UNC Lineberger researchers Charles M. Perou, PhD, Katherine Hoadley, PhD, and Melissa Troester, PhD, co-authored a large, multi-institutional study designed to understand a gap in mortality for black and white women with breast cancer by beginning to unravel the germline genetic variations and tumor biological differences. This is the first “ancestry-based comprehensive analysis of multiple platforms of genomic and proteomic data of its kind,” the authors note.
Although the odds of developing breast cancer are nearly identical for black and white women, black women are 42 percent more likely to die from the disease. This mortality gap – driven by social and environmental, as well as biological factors – continues to persist.
A large, multi-institutional study, published online today in JAMA Oncology, was designed to understand this gap by beginning to unravel the germline genetic variations and tumor biological differences between black and white women with breast cancer. This is the first “ancestry-based comprehensive analysis of multiple platforms of genomic and proteomic data of its kind,” the authors note.
Findings from this study could lead to more personalized risk assessment for women of African heritage and hasten the development of novel approaches designed to diagnose specific subtypes of aggressive breast cancers early and treat them effectively.
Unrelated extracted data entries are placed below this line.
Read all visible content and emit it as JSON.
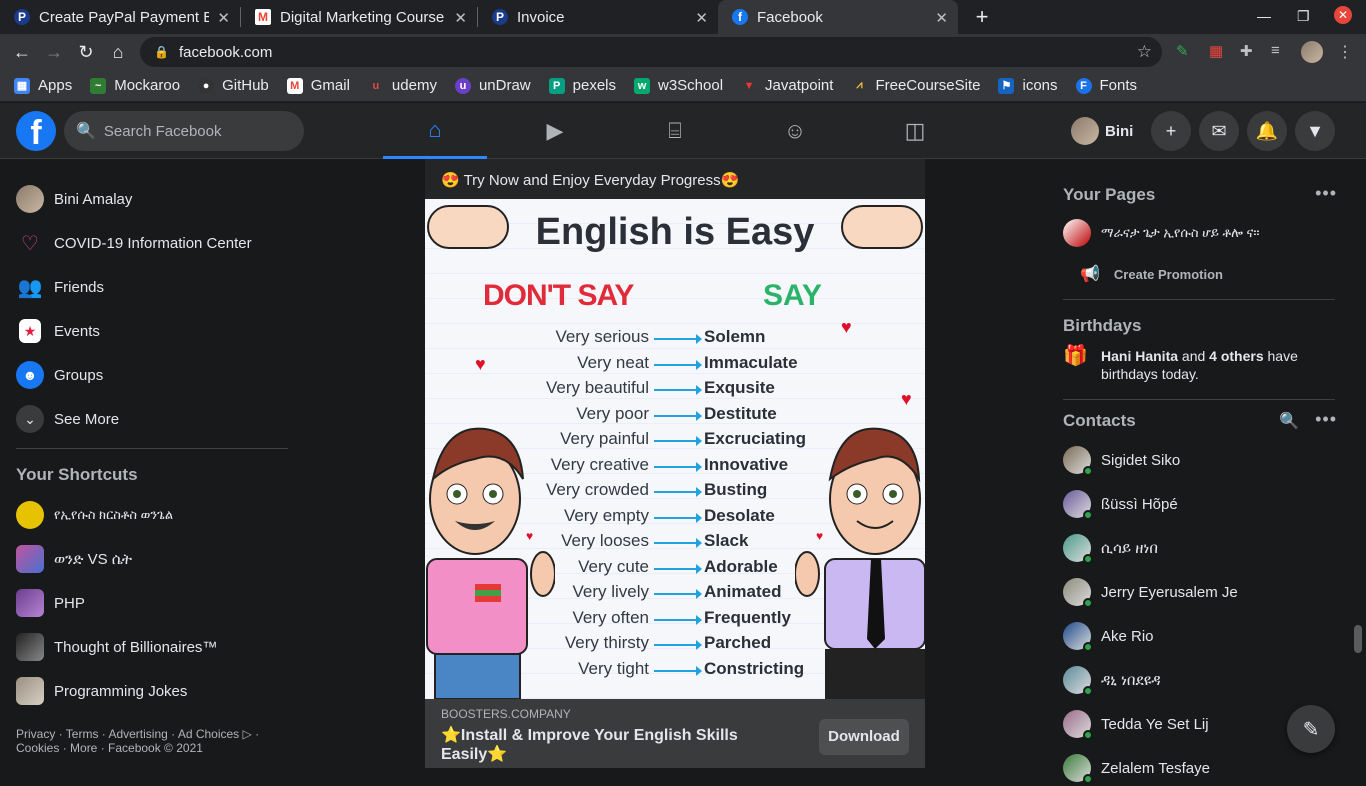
{
  "browser": {
    "tabs": [
      {
        "title": "Create PayPal Payment Bu",
        "icon": "paypal-icon",
        "color": "#ffffff",
        "glyph": "P"
      },
      {
        "title": "Digital Marketing Course",
        "icon": "gmail-icon",
        "color": "#ea4335",
        "glyph": "M"
      },
      {
        "title": "Invoice",
        "icon": "paypal-icon",
        "color": "#ffffff",
        "glyph": "P"
      },
      {
        "title": "Facebook",
        "icon": "facebook-icon",
        "color": "#1877f2",
        "glyph": "f"
      }
    ],
    "url": "facebook.com",
    "bookmarks": [
      {
        "label": "Apps",
        "icon": "apps-grid-icon",
        "color": "#4285f4",
        "glyph": "⋮"
      },
      {
        "label": "Mockaroo",
        "icon": "mockaroo-icon",
        "color": "#2e7d32",
        "glyph": "~"
      },
      {
        "label": "GitHub",
        "icon": "github-icon",
        "color": "#333333",
        "glyph": "●"
      },
      {
        "label": "Gmail",
        "icon": "gmail-icon",
        "color": "#ea4335",
        "glyph": "M"
      },
      {
        "label": "udemy",
        "icon": "udemy-icon",
        "color": "#c0392b",
        "glyph": "u"
      },
      {
        "label": "unDraw",
        "icon": "undraw-icon",
        "color": "#6c3fc9",
        "glyph": "u"
      },
      {
        "label": "pexels",
        "icon": "pexels-icon",
        "color": "#05a081",
        "glyph": "P"
      },
      {
        "label": "w3School",
        "icon": "w3school-icon",
        "color": "#04aa6d",
        "glyph": "w"
      },
      {
        "label": "Javatpoint",
        "icon": "javatpoint-icon",
        "color": "#c62828",
        "glyph": "▼"
      },
      {
        "label": "FreeCourseSite",
        "icon": "freecoursesite-icon",
        "color": "#444444",
        "glyph": "⩘"
      },
      {
        "label": "icons",
        "icon": "icons-flag-icon",
        "color": "#1565c0",
        "glyph": "▶"
      },
      {
        "label": "Fonts",
        "icon": "fonts-icon",
        "color": "#1a73e8",
        "glyph": "F"
      }
    ]
  },
  "fb": {
    "search_placeholder": "Search Facebook",
    "profile_name": "Bini"
  },
  "left": {
    "items": [
      {
        "label": "Bini Amalay",
        "icon": "avatar",
        "color": "#8a7a6a"
      },
      {
        "label": "COVID-19 Information Center",
        "icon": "covid-info-icon",
        "color": "#c13584"
      },
      {
        "label": "Friends",
        "icon": "friends-icon",
        "color": "#1877f2"
      },
      {
        "label": "Events",
        "icon": "events-icon",
        "color": "#e41e3f"
      },
      {
        "label": "Groups",
        "icon": "groups-icon",
        "color": "#1877f2"
      },
      {
        "label": "See More",
        "icon": "chevron-down-icon",
        "color": "#3a3b3c"
      }
    ],
    "shortcuts_title": "Your Shortcuts",
    "shortcuts": [
      {
        "label": "የኢየሱስ ክርስቶስ ወንጌል",
        "color": "#e6c200"
      },
      {
        "label": "ወንድ VS ሴት",
        "color": "#c0559e"
      },
      {
        "label": "PHP",
        "color": "#6a3e8f"
      },
      {
        "label": "Thought of Billionaires™",
        "color": "#555555"
      },
      {
        "label": "Programming Jokes",
        "color": "#9a8f80"
      }
    ],
    "footer": "Privacy · Terms · Advertising · Ad Choices ▷ · Cookies · More · Facebook © 2021"
  },
  "post": {
    "top_text": "😍 Try Now and Enjoy Everyday Progress😍",
    "image_title": "English is Easy",
    "dont_say": "DON'T SAY",
    "say": "SAY",
    "pairs": [
      {
        "a": "Very serious",
        "b": "Solemn"
      },
      {
        "a": "Very neat",
        "b": "Immaculate"
      },
      {
        "a": "Very beautiful",
        "b": "Exqusite"
      },
      {
        "a": "Very poor",
        "b": "Destitute"
      },
      {
        "a": "Very painful",
        "b": "Excruciating"
      },
      {
        "a": "Very creative",
        "b": "Innovative"
      },
      {
        "a": "Very crowded",
        "b": "Busting"
      },
      {
        "a": "Very empty",
        "b": "Desolate"
      },
      {
        "a": "Very looses",
        "b": "Slack"
      },
      {
        "a": "Very cute",
        "b": "Adorable"
      },
      {
        "a": "Very lively",
        "b": "Animated"
      },
      {
        "a": "Very often",
        "b": "Frequently"
      },
      {
        "a": "Very thirsty",
        "b": "Parched"
      },
      {
        "a": "Very tight",
        "b": "Constricting"
      }
    ],
    "source": "BOOSTERS.COMPANY",
    "headline": "⭐Install & Improve Your English Skills Easily⭐",
    "button": "Download"
  },
  "right": {
    "pages_title": "Your Pages",
    "page_name": "ማራናታ ጌታ ኢየሱስ ሆይ ቶሎ ና።",
    "create_promotion": "Create Promotion",
    "birthdays_title": "Birthdays",
    "birthday_name": "Hani Hanita",
    "birthday_and": " and ",
    "birthday_others": "4 others",
    "birthday_rest": " have birthdays today.",
    "contacts_title": "Contacts",
    "contacts": [
      {
        "name": "Sigidet Siko",
        "color": "#7a6a55"
      },
      {
        "name": "ßüssì Hõpé",
        "color": "#6a5a9a"
      },
      {
        "name": "ሲሳይ ዘነበ",
        "color": "#4a9a8a"
      },
      {
        "name": "Jerry Eyerusalem Je",
        "color": "#8a8a7a"
      },
      {
        "name": "Ake Rio",
        "color": "#1e4a8a"
      },
      {
        "name": "ዳኒ ነበደዩዳ",
        "color": "#5a8a9a"
      },
      {
        "name": "Tedda Ye Set Lij",
        "color": "#9a6a8a"
      },
      {
        "name": "Zelalem Tesfaye",
        "color": "#3a7a3a"
      }
    ]
  }
}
One new finding is that black women with hormone receptor positive, HER2-negative breast cancer had a higher risk-of-recurrence score than white women. The study also confirmed that black patients were typically diagnosed at a younger age and were more likely to develop aggressive breast-cancer subtypes, including basal-like or triple-negative cancers (tumors lacking estrogen receptors, progesterone receptors and HER2), as well as other aggressive tumor subtypes.
“People have long associated breast cancer mortality in black women with poverty, or stress, or lack of access to care, but our results show that much of the increased risk for black women can be attributed to tumor biological differences, which are probably genetically determined,” said study author Olufunmilayo Olopade, MD, professor of medicine and human genetics at the University of Chicago.
“The good news,” she said, “is that as we learn more about these genetic variations, we can combine that information with clinical data to stratify risk and better predict recurrences – especially for highly treatable cancers – and develop interventions to improve treatment outcomes.”